A couple of random thoughts that have been running through my mind lately.
The word "never". By definition it means: not ever, at no time, not at all, absolutely not, to no extent or degree. I've noticed several authors using never to mean "did not." It's a common way of speaking in some parts of the country, but it isn't always proper English.
Consider the sentence: "He never saw his assailant." That statement is only true if he has never seen the assailant in the past and won't see him in the future. It's a hit and run or the character dies from the blow from the assailant.
But, I've seen that sentence in this situation. "He never saw his assailant. The blow to the head knocked Sam unconscious. When he woke up, his hands were tied and he saw the assailant watching him through hooded eyes." ...ummm wait a minute. I thought Sam never saw the assailant? It should read "He didn't see his assailant" for the paragraph to make sense.
That's nitpicky, but the word never is one of those words that writers tend to latch on and overuse.

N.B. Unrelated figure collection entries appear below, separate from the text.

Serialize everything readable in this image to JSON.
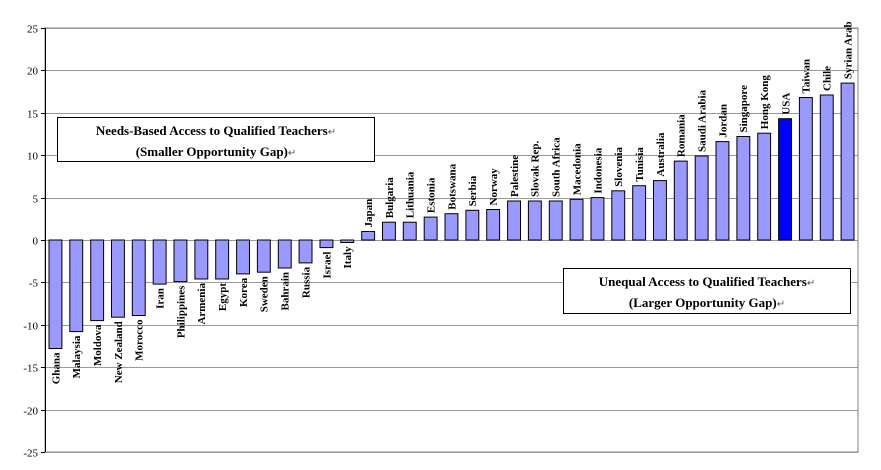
{
  "chart_data": {
    "type": "bar",
    "ylim": [
      -25,
      25
    ],
    "yticks": [
      -25,
      -20,
      -15,
      -10,
      -5,
      0,
      5,
      10,
      15,
      20,
      25
    ],
    "grid": true,
    "bar_color": "#9999ff",
    "highlight_color": "#0000ff",
    "highlight_category": "USA",
    "categories": [
      "Ghana",
      "Malaysia",
      "Moldova",
      "New Zealand",
      "Morocco",
      "Iran",
      "Philippines",
      "Armenia",
      "Egypt",
      "Korea",
      "Sweden",
      "Bahrain",
      "Russia",
      "Israel",
      "Italy",
      "Japan",
      "Bulgaria",
      "Lithuania",
      "Estonia",
      "Botswana",
      "Serbia",
      "Norway",
      "Palestine",
      "Slovak Rep.",
      "South Africa",
      "Macedonia",
      "Indonesia",
      "Slovenia",
      "Tunisia",
      "Australia",
      "Romania",
      "Saudi Arabia",
      "Jordan",
      "Singapore",
      "Hong Kong",
      "USA",
      "Taiwan",
      "Chile",
      "Syrian Arab"
    ],
    "values": [
      -12.8,
      -10.8,
      -9.5,
      -9.1,
      -8.9,
      -5.2,
      -4.9,
      -4.6,
      -4.6,
      -4.0,
      -3.8,
      -3.3,
      -2.7,
      -0.9,
      -0.3,
      1.0,
      2.1,
      2.1,
      2.7,
      3.1,
      3.5,
      3.6,
      4.6,
      4.6,
      4.6,
      4.8,
      5.0,
      5.8,
      6.4,
      7.0,
      9.3,
      9.9,
      11.6,
      12.2,
      12.6,
      14.3,
      16.8,
      17.1,
      18.5
    ],
    "annotations": [
      {
        "line1": "Needs-Based Access to Qualified Teachers",
        "line2": "(Smaller Opportunity Gap)"
      },
      {
        "line1": "Unequal Access to Qualified Teachers",
        "line2": "(Larger Opportunity Gap)"
      }
    ],
    "paragraph_mark": "↵"
  }
}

I think the reason that I notice this is because I've spent the past year editing Mette's Annals of Hypnosia. She's Finnish and very fluent in English, but occassionally she writes a phrase that is a bit off. It's my job to catch those things. Usually it is a preposition that is the culprit. Technically, one could say the phrase the way she wrote it, but a different preposition would be used by a native speaker of English. Which led me to the thought that an easy way to convey that English isn't the character's first language is to misuse prepositions in their speech.
I have to say that I am in awe of anyone who can write in a second or third language and have it not be that noticeable to a native unless they are looking for it.